If spying on others is the new normal …


The US government and supporters of the authoritarian state say that snooping on everyone all over the globe is standard practice, everyone does it, and hence the cascade of NSA revelations are no big deal and that the only reason the US does more of it than others is that they have the technology to do so.

If that is the case, then a British man who has been arrested for hacking into US Defense Department computers should be able to use that as his defense.

If the argument is that technology is the only limiting factor and that laws and national boundaries do not apply, then why shouldn’t anyone be able to snoop as much as they can on anyone else and that the only thing that people can do to guard their privacy is to increase their defenses? If the US government has the right to snoop on this British man, why doesn’t he have the right to snoop on the US government?

Comments

  1. mnb0 says

    Now this is really naive. For one thing spying on others, including allies, always has been normal. In the second place there is the legal theory of governmental monopoly of violence and that includes spying.
    You have to bring up something much better to jump from governmental rights to individual rights.

  2. says

    Governments don’t have rights. They have powers assigned to them by individuals. Careful there because one of the problems involves governments pretending that they have rights, which I think explains a lot of the attitude in government today. They exceed the proscribed limits of their powers on a regular basis.

  3. Mano Singham says

    I admit I am pushing an extreme view but my underlying point is serious. The US government says that there is no law that prevents it from spying on people in other countries, only within the US (though it breaks those too). So where is the law that says it is wrong for a foreigner to spy on the US government?

  4. invivoMark says

    Way to miss the point.

    While a monopoly of violence is sensible (for certain values of “violence,” generally taken to mean “unconsenting physical force” rather than just blood-spilling murder violence), a monopoly of knowledge is not. And it certainly shouldn’t apply where reasonable suspicion is an afterthought, rather than a serious prerequisite to investigation.

  5. says

    Mano, What “new normal”?

    http://en.wikipedia.org/wiki/The_Art_of_War

    “The end and aim of spying in all its five varieties is knowledge of the enemy; and this knowledge can only be derived, in the first instance, from the converted spy. Hence it is essential that the converted spy be treated with the utmost liberality.”
    ― Sun Tzu, The Art of War
    “Supreme excellence consists of breaking the enemy’s resistance without fighting.”
    ― Sun Tzu, The Art of War

    http://en.wikipedia.org/wiki/The_Prince

    “Never attempt to win by force what can be won by deception.”
    ― Niccolò Machiavelli, The Prince

    “Violence is the last refuge of the incompetent.”
    –Isaac Asimov

  6. Acolyte of Sagan says

    “Violence is the last refuge of the incompetent.”
    –Isaac Asimov

    “…unless in self-defence.”
    -Acolyte of Sagan

    Couldn’t agree with you more, Mano. The USA particularly is looking more like the schoolyard bully every day. They’re perfectly happy pushing everybody else around, but if somebody shoves back the toys are rapidly thrown out of the pram.
    “Don’t give it if you can’t take it”
    -my late Grandfather.

  7. StevoR : Free West Papua, free Tibet, let the Chagossians return! says

    If spying on others is the new normal …
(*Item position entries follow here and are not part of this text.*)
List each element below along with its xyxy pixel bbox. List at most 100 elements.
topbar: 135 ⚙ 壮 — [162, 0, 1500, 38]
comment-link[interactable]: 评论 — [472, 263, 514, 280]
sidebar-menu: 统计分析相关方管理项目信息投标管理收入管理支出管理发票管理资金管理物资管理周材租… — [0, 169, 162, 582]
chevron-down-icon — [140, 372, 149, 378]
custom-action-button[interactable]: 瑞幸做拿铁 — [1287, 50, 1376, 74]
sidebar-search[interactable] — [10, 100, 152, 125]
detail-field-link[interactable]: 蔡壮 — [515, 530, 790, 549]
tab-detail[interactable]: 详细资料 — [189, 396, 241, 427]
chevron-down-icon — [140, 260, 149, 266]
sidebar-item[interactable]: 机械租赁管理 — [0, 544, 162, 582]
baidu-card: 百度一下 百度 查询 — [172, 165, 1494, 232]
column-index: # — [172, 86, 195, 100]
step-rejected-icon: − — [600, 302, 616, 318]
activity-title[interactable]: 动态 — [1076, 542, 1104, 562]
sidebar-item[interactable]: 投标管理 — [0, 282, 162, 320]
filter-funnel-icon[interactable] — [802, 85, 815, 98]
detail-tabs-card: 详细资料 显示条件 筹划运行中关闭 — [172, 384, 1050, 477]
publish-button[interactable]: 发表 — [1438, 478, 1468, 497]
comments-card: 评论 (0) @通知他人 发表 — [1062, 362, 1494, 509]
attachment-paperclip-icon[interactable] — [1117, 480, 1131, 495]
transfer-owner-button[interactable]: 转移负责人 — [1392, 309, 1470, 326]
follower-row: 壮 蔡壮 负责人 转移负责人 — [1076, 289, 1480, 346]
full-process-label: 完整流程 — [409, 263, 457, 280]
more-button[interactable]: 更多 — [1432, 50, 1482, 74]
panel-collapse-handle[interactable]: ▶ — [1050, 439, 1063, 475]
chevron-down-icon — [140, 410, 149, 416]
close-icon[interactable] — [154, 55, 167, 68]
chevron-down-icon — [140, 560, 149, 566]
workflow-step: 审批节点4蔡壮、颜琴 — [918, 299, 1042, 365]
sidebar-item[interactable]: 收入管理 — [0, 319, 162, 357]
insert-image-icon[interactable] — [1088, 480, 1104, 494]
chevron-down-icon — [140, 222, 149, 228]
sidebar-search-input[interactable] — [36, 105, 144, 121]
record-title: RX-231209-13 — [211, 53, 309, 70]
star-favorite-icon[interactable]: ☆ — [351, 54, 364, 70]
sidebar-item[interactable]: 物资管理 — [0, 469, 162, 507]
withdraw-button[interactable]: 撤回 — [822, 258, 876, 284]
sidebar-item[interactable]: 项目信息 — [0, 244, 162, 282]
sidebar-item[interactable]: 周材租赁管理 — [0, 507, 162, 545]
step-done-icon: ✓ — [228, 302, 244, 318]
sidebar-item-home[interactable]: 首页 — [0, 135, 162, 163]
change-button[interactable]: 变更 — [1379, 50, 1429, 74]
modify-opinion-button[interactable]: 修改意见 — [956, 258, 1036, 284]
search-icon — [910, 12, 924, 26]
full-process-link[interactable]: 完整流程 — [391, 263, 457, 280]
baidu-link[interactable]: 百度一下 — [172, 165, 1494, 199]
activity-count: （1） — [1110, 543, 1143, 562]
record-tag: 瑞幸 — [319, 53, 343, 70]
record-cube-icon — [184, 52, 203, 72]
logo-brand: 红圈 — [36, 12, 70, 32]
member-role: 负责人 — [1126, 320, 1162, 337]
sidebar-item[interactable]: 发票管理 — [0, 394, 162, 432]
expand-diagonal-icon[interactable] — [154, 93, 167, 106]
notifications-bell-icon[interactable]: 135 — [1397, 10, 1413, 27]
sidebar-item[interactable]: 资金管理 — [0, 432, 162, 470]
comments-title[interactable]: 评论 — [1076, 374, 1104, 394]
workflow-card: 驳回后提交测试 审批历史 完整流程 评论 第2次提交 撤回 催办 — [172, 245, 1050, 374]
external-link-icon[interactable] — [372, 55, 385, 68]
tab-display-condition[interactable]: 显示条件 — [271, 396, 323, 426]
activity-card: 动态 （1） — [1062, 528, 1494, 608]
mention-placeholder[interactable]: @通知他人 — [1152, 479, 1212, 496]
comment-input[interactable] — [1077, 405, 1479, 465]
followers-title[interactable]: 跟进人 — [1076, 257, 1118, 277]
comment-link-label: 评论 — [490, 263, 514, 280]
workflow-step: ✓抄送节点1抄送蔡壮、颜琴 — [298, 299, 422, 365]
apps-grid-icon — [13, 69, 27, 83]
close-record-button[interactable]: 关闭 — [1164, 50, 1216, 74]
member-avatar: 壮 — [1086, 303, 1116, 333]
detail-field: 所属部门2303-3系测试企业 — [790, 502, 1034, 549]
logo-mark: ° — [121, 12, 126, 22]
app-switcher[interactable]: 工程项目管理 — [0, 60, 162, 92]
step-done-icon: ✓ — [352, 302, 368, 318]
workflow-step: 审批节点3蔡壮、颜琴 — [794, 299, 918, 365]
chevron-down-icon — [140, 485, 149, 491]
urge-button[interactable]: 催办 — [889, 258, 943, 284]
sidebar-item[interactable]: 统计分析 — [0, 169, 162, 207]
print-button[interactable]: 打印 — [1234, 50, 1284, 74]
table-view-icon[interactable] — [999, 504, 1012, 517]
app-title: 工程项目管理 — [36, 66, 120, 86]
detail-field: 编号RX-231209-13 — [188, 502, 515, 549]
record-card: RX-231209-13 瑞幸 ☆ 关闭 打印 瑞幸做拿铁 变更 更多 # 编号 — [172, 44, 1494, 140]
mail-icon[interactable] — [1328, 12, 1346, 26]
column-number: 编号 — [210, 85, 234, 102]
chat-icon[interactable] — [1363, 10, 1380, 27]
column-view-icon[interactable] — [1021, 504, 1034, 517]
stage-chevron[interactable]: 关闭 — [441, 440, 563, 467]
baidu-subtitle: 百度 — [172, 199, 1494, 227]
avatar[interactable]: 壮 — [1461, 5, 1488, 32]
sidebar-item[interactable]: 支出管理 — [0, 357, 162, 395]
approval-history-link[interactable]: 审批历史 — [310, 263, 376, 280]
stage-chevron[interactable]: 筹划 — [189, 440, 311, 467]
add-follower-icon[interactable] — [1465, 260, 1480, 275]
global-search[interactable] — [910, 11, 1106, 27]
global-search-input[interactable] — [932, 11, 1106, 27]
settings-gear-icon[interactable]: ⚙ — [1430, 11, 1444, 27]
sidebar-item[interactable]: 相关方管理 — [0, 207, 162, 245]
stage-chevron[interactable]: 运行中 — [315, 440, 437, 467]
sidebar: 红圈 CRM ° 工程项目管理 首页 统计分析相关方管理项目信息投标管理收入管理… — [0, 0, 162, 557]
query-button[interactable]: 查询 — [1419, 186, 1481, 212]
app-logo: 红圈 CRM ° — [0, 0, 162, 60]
    New normal? Not really. Spying has always been around. Remember the secret agents and spy scandals of the Cold War with the Soviets spying on everybody too? Queen Elizabeth I of England famously had a great spymaster and owed her life to those who stopped Catholic plots against her. There are spies in Homer’s Odyssey incl. the wily King Odysseus when he returned to Ithaca , and there arespies mentione dinteh Torah.

    Its nothing new and nothing unexpected and of course, there are restrictions on who can and should spy on who in each nation. Spying’s always been with us and probably always will be. Only the methods have changed over time.

    Yet some people today seem to act like its all new and something outrageous that only the USA has ever done.

    I don’t get their lack of historical and other perspective really. (Shrug)

    As long as the spies aren’t abusing their power and are keeping us safe from those who would do us harm such as terrorists where’s the problem with it?

    If you’re not doing anything wrong or suspicious, you’ve nothing to worry about and won’t come to their attention.

  8. StevoR : Free West Papua, free Tibet, let the Chagossians return! says

    That’s meant to read “..and there are spies mentioned in the Torah” of course.

    @4. Acolyte of Sagan :

    he USA particularly is looking more like the schoolyard bully every day. They’re perfectly happy pushing everybody else around, but if somebody shoves back the toys are rapidly thrown out of the pram.

    Really? I’d have said China and Russia are far more aggressive to other nations and the world generally and that describes them among others far more than it does the USA.